Assessing the efficacy of tomographic reconstruction methods through physical quantification techniques

Abstract

Conventionally the performance of computed tomography (CT) reconstruction algorithms is assessed by a voxel-to-voxel comparison between the object and the reconstructed volume, often using digital phantoms. However the real aim in the CT imaging community is not to develop a reconstruction algorithm to obtain the best-looking images, but one that allows us to extract the relevant information to a desired accuracy. Here, through various case studies, we quantify features of interest for the test object and use these as measures of the efficacy of the reconstructions. Where applicable, we compare the assessment technique against commonly used metrics to measure the quality of a reconstructed solution, and find that in most cases the popular metrics have no relation to the accuracy of the features we extract from a reconstruction.

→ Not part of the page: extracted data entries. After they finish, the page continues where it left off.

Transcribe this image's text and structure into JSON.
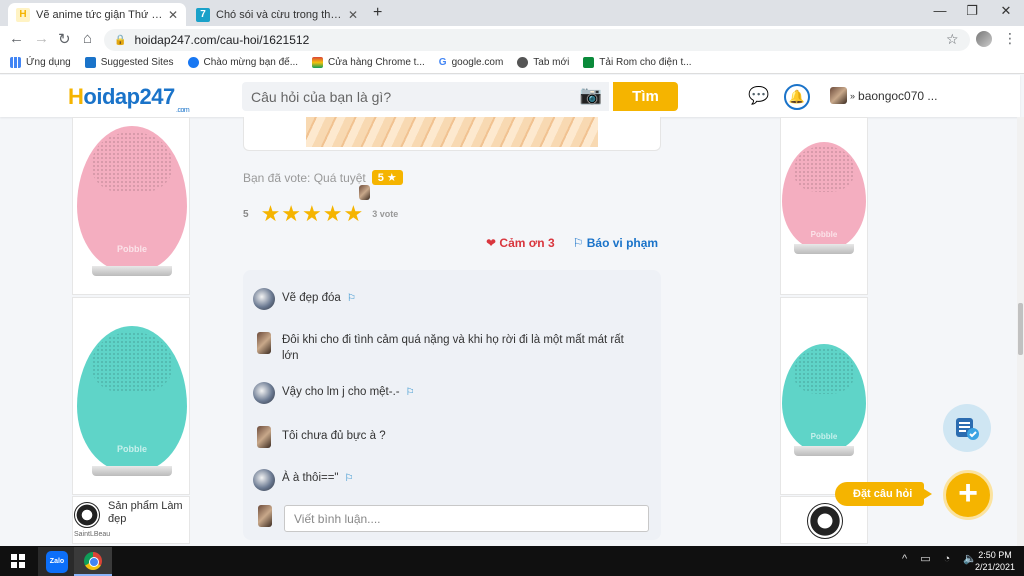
{
  "browser": {
    "tabs": [
      {
        "title": "Vẽ anime tức giận Thứ nhất: nhó",
        "favicon_letter": "H",
        "active": true
      },
      {
        "title": "Chó sói và cừu trong thơ ngụ ngô",
        "favicon_letter": "7",
        "active": false
      }
    ],
    "new_tab": "+",
    "window_controls": {
      "minimize": "—",
      "restore": "❐",
      "close": "✕"
    },
    "url": "hoidap247.com/cau-hoi/1621512",
    "bookmarks": [
      {
        "label": "Ứng dụng",
        "color": "#4285f4"
      },
      {
        "label": "Suggested Sites",
        "color": "#1a73c9"
      },
      {
        "label": "Chào mừng bạn đế...",
        "color": "#1877f2"
      },
      {
        "label": "Cửa hàng Chrome t...",
        "color": "#db4437"
      },
      {
        "label": "google.com",
        "color": "#4285f4"
      },
      {
        "label": "Tab mới",
        "color": "#555555"
      },
      {
        "label": "Tải Rom cho điện t...",
        "color": "#0a8a3a"
      }
    ]
  },
  "site": {
    "logo_h": "H",
    "logo_rest": "oidap247",
    "logo_suffix": ".com",
    "search_placeholder": "Câu hỏi của bạn là gì?",
    "search_button": "Tìm",
    "username": "baongoc070 ...",
    "brand_color": "#1a73c9",
    "accent_color": "#f5b400"
  },
  "answer": {
    "voted_text": "Bạn đã vote: Quá tuyệt",
    "voted_value": "5",
    "rating": "5",
    "stars": 5,
    "vote_count": "3 vote",
    "thanks": "Cảm ơn 3",
    "report": "Báo vi phạm"
  },
  "comments": [
    {
      "text": "Vẽ đẹp đóa",
      "flag": true
    },
    {
      "text": "Đôi khi cho đi tình cảm quá nặng và khi họ rời đi là một mất mát rất lớn",
      "flag": false
    },
    {
      "text": "Vậy cho lm j cho mệt-.-",
      "flag": true
    },
    {
      "text": "Tôi chưa đủ bực à ?",
      "flag": false
    },
    {
      "text": "À à thôi==\"",
      "flag": true
    }
  ],
  "comment_placeholder": "Viết bình luận....",
  "ads": {
    "brand": "Pobble",
    "product_label": "Sản phẩm Làm đẹp",
    "seller": "SaintLBeau",
    "pink": "#f4aec0",
    "teal": "#5fd4c8"
  },
  "floating": {
    "ask_label": "Đặt câu hỏi",
    "add_symbol": "+"
  },
  "taskbar": {
    "zalo_label": "Zalo",
    "time": "2:50 PM",
    "date": "2/21/2021",
    "tray": "^ ▭ ◔ 🔈"
  }
}
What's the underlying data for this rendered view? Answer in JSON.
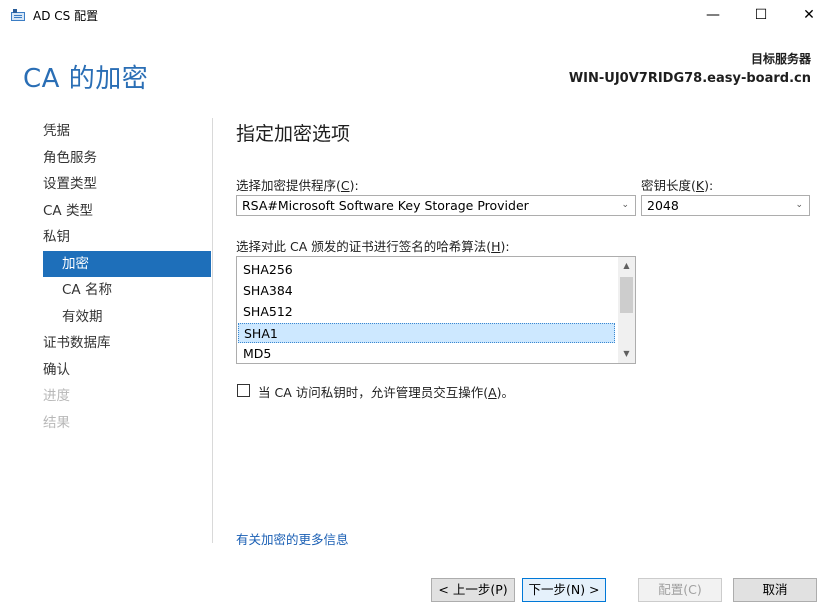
{
  "window": {
    "title": "AD CS 配置",
    "minimize": "—",
    "maximize": "☐",
    "close": "✕"
  },
  "header": {
    "title": "CA 的加密",
    "target_label": "目标服务器",
    "target_value": "WIN-UJ0V7RIDG78.easy-board.cn"
  },
  "sidebar": {
    "items": [
      {
        "label": "凭据",
        "state": "normal",
        "level": 0
      },
      {
        "label": "角色服务",
        "state": "normal",
        "level": 0
      },
      {
        "label": "设置类型",
        "state": "normal",
        "level": 0
      },
      {
        "label": "CA 类型",
        "state": "normal",
        "level": 0
      },
      {
        "label": "私钥",
        "state": "normal",
        "level": 0
      },
      {
        "label": "加密",
        "state": "selected",
        "level": 1
      },
      {
        "label": "CA 名称",
        "state": "normal",
        "level": 1
      },
      {
        "label": "有效期",
        "state": "normal",
        "level": 1
      },
      {
        "label": "证书数据库",
        "state": "normal",
        "level": 0
      },
      {
        "label": "确认",
        "state": "normal",
        "level": 0
      },
      {
        "label": "进度",
        "state": "disabled",
        "level": 0
      },
      {
        "label": "结果",
        "state": "disabled",
        "level": 0
      }
    ]
  },
  "main": {
    "section_title": "指定加密选项",
    "provider_label_prefix": "选择加密提供程序(",
    "provider_label_key": "C",
    "provider_label_suffix": "):",
    "provider_value": "RSA#Microsoft Software Key Storage Provider",
    "keylen_label_prefix": "密钥长度(",
    "keylen_label_key": "K",
    "keylen_label_suffix": "):",
    "keylen_value": "2048",
    "hash_label_prefix": "选择对此 CA 颁发的证书进行签名的哈希算法(",
    "hash_label_key": "H",
    "hash_label_suffix": "):",
    "hash_items": [
      "SHA256",
      "SHA384",
      "SHA512",
      "SHA1",
      "MD5"
    ],
    "hash_selected": "SHA1",
    "checkbox_label_prefix": "当 CA 访问私钥时，允许管理员交互操作(",
    "checkbox_label_key": "A",
    "checkbox_label_suffix": ")。",
    "checkbox_checked": false,
    "more_link": "有关加密的更多信息"
  },
  "buttons": {
    "back": "< 上一步(P)",
    "next": "下一步(N) >",
    "configure": "配置(C)",
    "cancel": "取消"
  },
  "colors": {
    "accent": "#1e6fba",
    "title": "#2a6eb5",
    "link": "#1a5fb4"
  }
}
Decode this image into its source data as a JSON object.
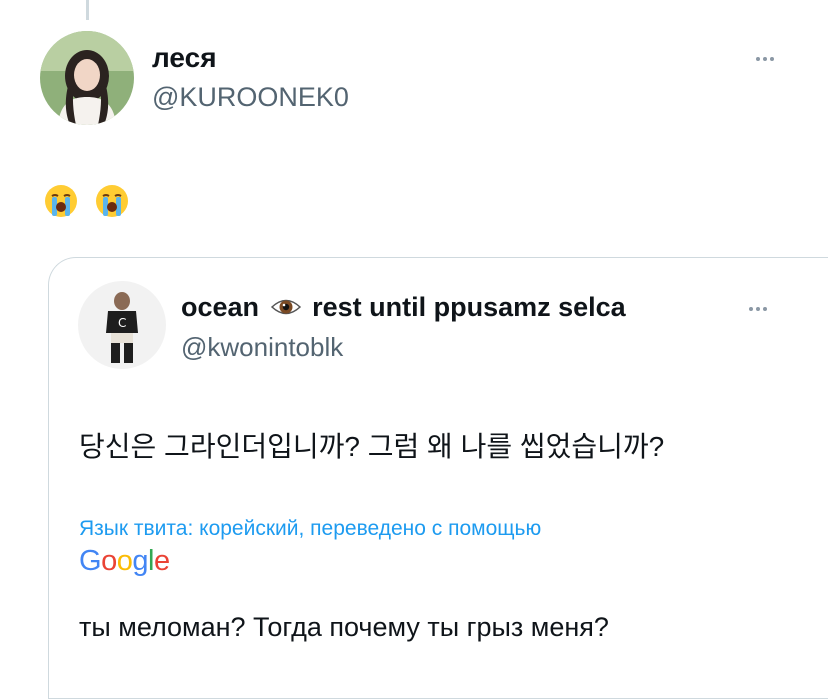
{
  "tweet": {
    "name": "леся",
    "handle": "@KUROONEK0",
    "emojis": [
      "loudly-crying-face",
      "loudly-crying-face"
    ]
  },
  "quoted": {
    "name": "ocean",
    "name_emoji": "eye-emoji",
    "name_suffix": "rest until ppusamz selca",
    "handle": "@kwonintoblk",
    "text": "당신은 그라인더입니까? 그럼 왜 나를 씹었습니까?",
    "language_note": "Язык твита: корейский, переведено с помощью",
    "translator_logo": [
      "G",
      "o",
      "o",
      "g",
      "l",
      "e"
    ],
    "translation": "ты меломан? Тогда почему ты грыз меня?"
  },
  "colors": {
    "link": "#1d9bf0",
    "text": "#0f1419",
    "secondary": "#536471",
    "border": "#cfd9de"
  }
}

The assessment technique we demonstrate, which we refer to as physical quantification, is used to determine the shape, contacts and size of beads for a test dataset made available via the SophiaBeads Dataset Project. Using this image analysis approach a number of widely used reconstruction methods are evaluated. Our work shows that it is important to choose the optimal reconstruction strategy based on the features you want to quantify from the scan. For example, in our case we found that the shape of the beads could be measured using TV regularization with eight times fewer projections than the other methods, or that reconstructions obtained via many but noisy projections yield as accurate results as those obtained via less noisy but fewer projections.